Does this work for you?
select user_name(),suser_sname()
Doh! I forgot to escape my code.
Ok, it's working here. I'm seeing my windows credentials when I update my tables. So, I bet we missed a step. Let me put together a 1,2,3 sequence of what I did and maybe we can track down where this is breaking for you.
Create a new MSAccess database (empty)
Click on the tables section
Select external data
Pick ODBC database
Pick Link to the datasource by creating a linked table
Select Machine datasource
Pick New...
System Datasource
Pick SQL Server from the list and click Next, Finish.
Give the new datasource a name and description, and select (local) for the server. Click Next.
Pick "With Windows NT authentication using the network login ID". Click Next.
Check Change the default database to, and pick the DB. Click Next. Click Finish.
Test the datasource.
Pick the table that the Trigger is associated with and click OK.
Open the table in Access and modify one of the entries (the trigger doesn't fire on Insert, just Update)
Select * from your audit table
If you specify SSPI in your connection string to Sql, I think your Windows credentials are provided.
I tried playing with Access a bit to see if I could find a way for you.
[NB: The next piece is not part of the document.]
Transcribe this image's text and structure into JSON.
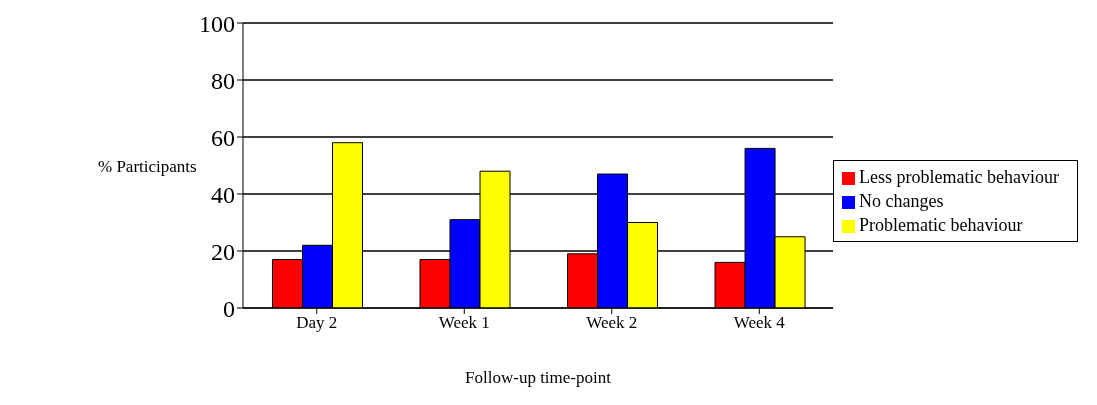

I think you can specify a new datasource to your SQL table, and select Windows NT Authentication as your connection type.
Sure :)
There should be a section in Access called "External Data" (I'm running a new version of Access, so the menu choice might be different).
Form this there should be an option to specify an ODBC connection.
I get an option to Link to the datasource by creating a linked table.
I then created a Machine datasource. I selected SqlServer from the drop down list. Then when I click Next, I'm prompted for how I want to authenticate.
CREATE TRIGGER testtrigger1
ON testdatatable
AFTER update
AS
BEGIN
INSERT INTO testtable (datecol,usercol1,usercol2) VALUES (getdate(),user_name(),suser_sname());
END
GO
We also have a database system that is used exclusively within the organisation and use Window NT logins. This function returns the current users login name:
CREATE FUNCTION dbo.UserName() RETURNS varchar(50)
AS
BEGIN
RETURN (SELECT nt_username FROM master.dbo.sysprocesses WHERE spid = ##SPID)
END
You can use this function in your triggers.
It should be
select user name(),suser sname()
replace spaces with underscores
you need to connect with integrated security aka trusted connection see (http://www.connectionstrings.com/?carrier=sqlserver)
How many users of the app will there be? Is there possibility of using windows integrated authentication for SQL authentication?
Updated: If you can give each user a SQL login (windows integrated) then you can pickup the logged on user using the SYSTEM_USER function.
My solution would be not to let Access modify the data with linked tables.
I would only create the UI in Access and create an ADO connection to the server using windows authenticated in the connection string. Compile you Access application as dbe to protect the VB code.
I would not issue SQL statement, but I would call stored procedures to perform the changes in the database, and create the audit log entry in an atomic transaction.
The UI (Access) does not need to know the inner works on the server. All it needs to do is request and update/insert/delete using the stored procedures you would create for this purpose. The server should handle the work.
Retrieve a record set with ADO using a view with the hint NOLOCK implemented in the server and cache this data in Access for local display. Or retrieve a single record and lock only that row for editing.
Using linked tables your users will be locking each other.
With ADO connections you will not have the trouble to set ODBCs on every single client.
Create a table to set the server status. You application will check it before any action. you can use it to close the server to the application in case that you need to perform changes or maintenance.
Access is a great tool. But it should only handle its local data and not be allowed to mess with the precious server.